Analysis of Coincident Loci for SARS-CoV-2/COVID-19 and Blood Cell Traits
For individual variants previously found to be associated with SARS-CoV-2 infection and COVID-19 severity in large meta-analyses from HGI [33], we assessed whether these signals were coincident with a statistically distinct blood cell trait associated variant. If two loci are coincident, this suggests blood cell abundance could be a putative mediator of the SARS-CoV-2/COVID-19 association. We note that such locus-specific analyses are important even when there is no genome-wide genetic correlation, where differing directions of effect in different regions of the genome could lead to a null genome-wide result [35]. We obtained summary statistics for conditionally independent GWAS significant variants, i.e., distinct variants, from prior GWAS in UKB participants of European ancestry [23]. For each sentinel variant for SARS-CoV-2 infection, COVID-19 severe illness, and hospitalization from the HGI full meta-analysis results, we considered the corresponding sentinel variant from the meta-analyses excluding UKB (column 1 and 2 of Supplementary Table 3). We then assessed coincidence between distinct GWAS variants for blood cell traits from GWAS in UKB and sentinel variants for both SARS-CoV-2 infection and COVID-19 severe illness and hospitalization from the HGI meta-analysis [33], based on LD (Methods). We note that new “freezes” including additional COVID-19 and SARS-CoV-2 cases and controls were released while this paper was in preparation; we performed all analyses with both freeze 5 and freeze 7; these freezes both included the release of summary statistics which excluded UKB, providing an independent set of samples for blood cell vs SARS-Cov-2/COVID-19 genetic analyses.

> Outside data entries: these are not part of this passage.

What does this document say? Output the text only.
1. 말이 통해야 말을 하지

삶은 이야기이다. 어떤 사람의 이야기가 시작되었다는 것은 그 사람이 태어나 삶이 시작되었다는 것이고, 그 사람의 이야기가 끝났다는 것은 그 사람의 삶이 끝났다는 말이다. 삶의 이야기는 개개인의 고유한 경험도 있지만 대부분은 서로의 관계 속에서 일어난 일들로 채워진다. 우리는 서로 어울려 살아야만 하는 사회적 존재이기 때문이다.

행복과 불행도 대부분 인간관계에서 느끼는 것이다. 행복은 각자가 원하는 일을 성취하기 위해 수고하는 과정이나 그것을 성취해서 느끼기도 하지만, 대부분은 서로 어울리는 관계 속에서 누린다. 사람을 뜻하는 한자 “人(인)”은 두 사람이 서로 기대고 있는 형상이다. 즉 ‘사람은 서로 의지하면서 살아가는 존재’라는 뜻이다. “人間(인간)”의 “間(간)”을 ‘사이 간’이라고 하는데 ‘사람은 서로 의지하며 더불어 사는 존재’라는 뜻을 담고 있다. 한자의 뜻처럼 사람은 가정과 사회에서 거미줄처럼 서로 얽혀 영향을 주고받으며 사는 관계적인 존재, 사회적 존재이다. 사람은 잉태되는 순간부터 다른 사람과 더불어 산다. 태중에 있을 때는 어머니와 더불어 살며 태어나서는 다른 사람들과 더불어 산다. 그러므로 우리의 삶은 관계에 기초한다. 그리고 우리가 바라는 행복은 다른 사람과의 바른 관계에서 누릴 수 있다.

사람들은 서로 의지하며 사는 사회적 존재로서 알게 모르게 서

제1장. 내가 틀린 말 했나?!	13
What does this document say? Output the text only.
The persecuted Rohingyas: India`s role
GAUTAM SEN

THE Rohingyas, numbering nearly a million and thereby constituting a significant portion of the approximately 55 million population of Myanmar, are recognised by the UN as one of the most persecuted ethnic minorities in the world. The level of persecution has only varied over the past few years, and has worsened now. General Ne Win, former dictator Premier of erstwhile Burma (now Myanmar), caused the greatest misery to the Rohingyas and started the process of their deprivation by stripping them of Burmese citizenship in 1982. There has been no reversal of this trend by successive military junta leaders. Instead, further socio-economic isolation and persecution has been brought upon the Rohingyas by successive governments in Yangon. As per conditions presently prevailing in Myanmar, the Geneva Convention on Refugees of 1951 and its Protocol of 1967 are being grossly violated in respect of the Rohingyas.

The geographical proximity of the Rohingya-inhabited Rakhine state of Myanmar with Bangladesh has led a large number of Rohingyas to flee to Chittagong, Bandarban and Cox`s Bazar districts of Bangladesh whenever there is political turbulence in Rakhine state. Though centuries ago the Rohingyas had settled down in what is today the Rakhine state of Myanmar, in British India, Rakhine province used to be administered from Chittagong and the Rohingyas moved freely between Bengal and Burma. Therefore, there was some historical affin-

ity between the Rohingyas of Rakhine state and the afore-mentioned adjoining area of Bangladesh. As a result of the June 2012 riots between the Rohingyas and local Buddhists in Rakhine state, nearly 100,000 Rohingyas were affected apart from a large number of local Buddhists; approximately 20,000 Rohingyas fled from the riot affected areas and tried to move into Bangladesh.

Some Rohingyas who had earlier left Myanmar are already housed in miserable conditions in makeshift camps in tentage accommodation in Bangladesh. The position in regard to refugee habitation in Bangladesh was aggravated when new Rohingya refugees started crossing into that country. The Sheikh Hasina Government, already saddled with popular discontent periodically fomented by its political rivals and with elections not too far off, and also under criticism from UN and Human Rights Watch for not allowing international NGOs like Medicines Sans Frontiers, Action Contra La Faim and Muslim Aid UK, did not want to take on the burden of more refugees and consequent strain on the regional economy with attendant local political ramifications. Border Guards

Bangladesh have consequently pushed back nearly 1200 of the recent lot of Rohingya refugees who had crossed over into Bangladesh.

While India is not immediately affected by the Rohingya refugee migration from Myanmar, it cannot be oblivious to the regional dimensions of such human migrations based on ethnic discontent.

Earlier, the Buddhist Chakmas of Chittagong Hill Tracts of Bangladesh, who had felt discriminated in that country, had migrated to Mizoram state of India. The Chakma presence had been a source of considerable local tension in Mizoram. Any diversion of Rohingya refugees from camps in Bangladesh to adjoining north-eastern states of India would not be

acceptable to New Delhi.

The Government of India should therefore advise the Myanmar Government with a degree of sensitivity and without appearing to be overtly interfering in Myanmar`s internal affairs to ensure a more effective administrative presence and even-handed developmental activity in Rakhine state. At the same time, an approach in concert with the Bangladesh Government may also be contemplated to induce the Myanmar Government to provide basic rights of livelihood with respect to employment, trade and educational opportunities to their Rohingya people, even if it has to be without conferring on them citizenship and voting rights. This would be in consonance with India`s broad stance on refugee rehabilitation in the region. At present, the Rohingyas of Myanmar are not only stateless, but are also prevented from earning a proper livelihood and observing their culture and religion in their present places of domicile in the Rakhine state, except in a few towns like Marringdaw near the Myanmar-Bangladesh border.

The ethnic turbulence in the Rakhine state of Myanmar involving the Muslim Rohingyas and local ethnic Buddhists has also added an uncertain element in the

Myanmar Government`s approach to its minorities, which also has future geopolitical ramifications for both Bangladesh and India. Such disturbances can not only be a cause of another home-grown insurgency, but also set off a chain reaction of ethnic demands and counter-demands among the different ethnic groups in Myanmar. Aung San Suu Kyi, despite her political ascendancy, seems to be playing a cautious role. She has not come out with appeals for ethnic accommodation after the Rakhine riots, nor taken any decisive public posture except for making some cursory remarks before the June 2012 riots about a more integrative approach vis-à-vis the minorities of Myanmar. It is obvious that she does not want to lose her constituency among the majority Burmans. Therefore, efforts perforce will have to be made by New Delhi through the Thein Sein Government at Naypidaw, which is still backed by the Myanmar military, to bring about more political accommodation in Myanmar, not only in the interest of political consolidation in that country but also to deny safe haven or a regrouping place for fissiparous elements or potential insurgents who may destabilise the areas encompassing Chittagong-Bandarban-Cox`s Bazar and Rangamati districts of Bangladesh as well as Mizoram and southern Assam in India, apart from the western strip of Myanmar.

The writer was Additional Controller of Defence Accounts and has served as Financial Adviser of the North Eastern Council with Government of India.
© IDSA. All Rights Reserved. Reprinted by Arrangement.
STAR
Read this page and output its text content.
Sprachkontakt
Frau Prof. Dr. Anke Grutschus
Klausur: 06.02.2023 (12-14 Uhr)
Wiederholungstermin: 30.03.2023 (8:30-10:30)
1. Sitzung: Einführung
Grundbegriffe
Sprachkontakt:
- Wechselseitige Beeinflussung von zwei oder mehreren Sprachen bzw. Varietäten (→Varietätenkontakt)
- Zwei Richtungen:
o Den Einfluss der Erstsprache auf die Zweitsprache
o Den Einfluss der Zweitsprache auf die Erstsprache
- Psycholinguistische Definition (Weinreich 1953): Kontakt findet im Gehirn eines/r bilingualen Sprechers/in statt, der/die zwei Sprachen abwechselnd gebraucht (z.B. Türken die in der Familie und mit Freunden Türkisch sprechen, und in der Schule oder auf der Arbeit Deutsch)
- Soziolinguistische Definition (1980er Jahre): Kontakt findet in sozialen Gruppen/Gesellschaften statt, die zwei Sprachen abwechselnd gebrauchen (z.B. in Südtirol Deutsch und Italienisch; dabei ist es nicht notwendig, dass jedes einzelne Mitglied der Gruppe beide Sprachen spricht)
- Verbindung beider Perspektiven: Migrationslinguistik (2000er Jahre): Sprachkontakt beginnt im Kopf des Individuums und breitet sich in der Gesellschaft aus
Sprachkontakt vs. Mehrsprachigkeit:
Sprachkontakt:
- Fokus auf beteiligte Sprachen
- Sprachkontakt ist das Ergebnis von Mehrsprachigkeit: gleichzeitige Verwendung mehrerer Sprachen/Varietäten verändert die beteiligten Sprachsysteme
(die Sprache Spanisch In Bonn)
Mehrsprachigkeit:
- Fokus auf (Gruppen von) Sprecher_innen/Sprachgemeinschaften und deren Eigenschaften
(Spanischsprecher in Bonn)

Overall, 17 HGI COVID-19 related sentinel variants in freeze 7 and 3 in freeze 5 were in moderate LD (r2 > 0.6) with ≥1 distinct blood cell trait variant (Supplementary Table 3). We note that all the 3 COVID-19 sentinel variants in freeze 5 were still coincident in freeze 7 at locus level, even if the sentinel variant differed slightly. Of the 17 COVID-19 sentinel variants in freeze 7, 4 are located within highly differentiated regions of the genome with complex patterns of polymorphism, pleiotropy, LD and evolutionary selection (ABO [36, 37] and HLA [38]), which would make analysis of coincident signals difficult to interpret and outside the scope of this manuscript. Therefore, we focus on the remaining COVID-19 sentinel variants based on their associations. We would like to highlight (1) rs34725611 (chr19:10,477,067, TYK2) which was associated with reported infection and overlaps two GWAS signals for neutrophil percentage and lymphocyte count; and (2) rs63750417 (chr17:44060775, MAPT) which was associated with GWAS signals for mean reticulocyte volume and mean sphered cell volume. We also summarize the strength of information linking variants to functional consequences utilizing hematology related functional annotations provided by VAMPIRE [39].
Relationship of chromosome 19 (10Mb-11Mb) locus to white blood cell phenotypes
The minor allele for rs34725611 (chr19:10,477,067) is both associated with higher risk of reported infection in the freeze 7 leaving UKB HGI meta-analysis and is in strong LD (r2>0.9) with distinct GWAS variants for neutrophil percentage and lymphocyte count in UKB (Figure 1). Minor alleles of the two variants were associated with increased lymphocyte count and decreased neutrophil percentage. Similar results were observed using freeze 5 SARS-CoV-2 infection summary statistics. rs34725611 is in almost perfect LD (r2 = 0.993) with a TYK2 missense variant rs2304256 [23]. Associations between these highly correlated variants and both SARS-CoV-2 phenotypes and white blood cell phenotypes are likely to be driven by rs2304256 based on this functional annotation (Supplementary Figure 1).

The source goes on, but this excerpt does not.